Die Alten sagten, er stehe da, damit die Wüste vom Leben koste. Falle der Baum einst, müsse die Düne wieder dem Wind folgen. Und das Dorf sterbe dann. Denn ohne Schutz zerstreuten sich die Menschen willenlos im Sturm. Es sei schon immer so gewesen. Wie loser Sand, der durch die Finger rinnt.
Wenn es beginne, sei es bereits zu spät. In einer solchen Zeit, und ohne Wurzeln, wären sie alle verloren! Djamila schluckte.
Sie merkte, wie eine Böe feinen Sand vor sich her trieb. Er spielte mit ihrem langen offenen Haar. Und einmal noch vor der Nacht tanzte er mit ihrem Kleid. Djamila fröstelte, so kühl war der Windzug plötzlich. Trotzdem lächelte sie. Denn einen Augenblick später, als die Wärme zurückkehrte, fühlte es sich genauso an, als würden die Kinder sie im Unterricht umschwirren.
Die prächtig bunten Blüten auf dem Stoff hatten es ihnen angetan. Denn niemand im Dorf trug so ein buntes Kleid wie die Lehrerin Djamila! Mit Ärmeln, die gerade die Schultern bedeckten. Und einem Saum, der knapp bis zu den Knien reichte. Wie weich sich die Blüten anfühlten!
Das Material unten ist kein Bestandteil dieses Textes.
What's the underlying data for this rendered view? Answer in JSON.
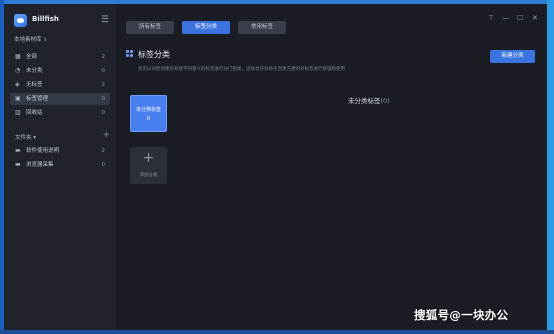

Aber in Wahrheit planten die kleinen Hände, den Körper der Lehrerin zu berühren. Djamila sah es in den staunenden Augen. Sie erspürte es. Und ließ es geschehen.
Denn die Kleinen wollten einfach wissen, ob es wirklich diese schmucke Frau war, die ihnen die ganze Erde zeigen konnte. Auf großen bunten Bildern. Die ihnen Träume einpflanzte. Wünsche, die die ganze Welt bewegen konnten. Und die dabei lächelte, als käme sie aus einer Zauberwelt! Eine Fee vielleicht, die sich zu ihnen in den Dünensand hockte. Um preiszugeben, was zu ersehnen sich alles lohnte. Djamila war glücklich, wenn sie in den Kinderaugen neue Träume entdeckte.
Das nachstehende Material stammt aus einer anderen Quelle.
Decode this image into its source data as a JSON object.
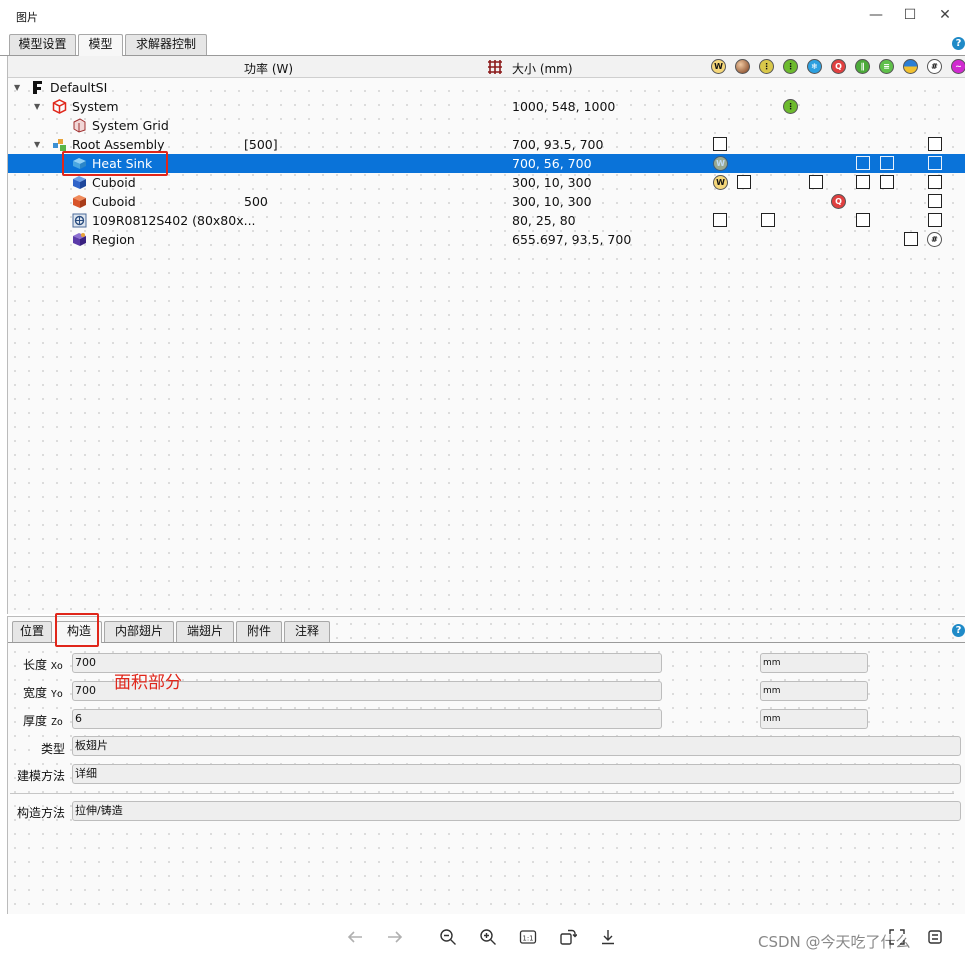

Jetzt aber sah sie sich um. Ringsherum hielt das alte ausgedörrte Holz der Dächer das Licht des Tages fest. Bis zuletzt. Als wolle es den helllichten Traum niemals loslassen, in dem alles sicher schien. Es trank sich satt davon. Damit es die Nacht überstand.
Denn die Schatten stachen bereits in die Ebene hinein. Lang und spitz. Wie tödliche Messer. Selbst der Baumschatten war nun eines davon geworden. Er war das Mächtigste von allen.
Ganz schwarz und still stachen die Klingen zu. Sie drohten! Das Hell kämpfte mit dem Dunkel um die Welt. Und es verlor gerade.

Djamila fürchtete in diesem Augenblick, dass es nach der kalten Nacht keinen neuen Morgen mehr gab!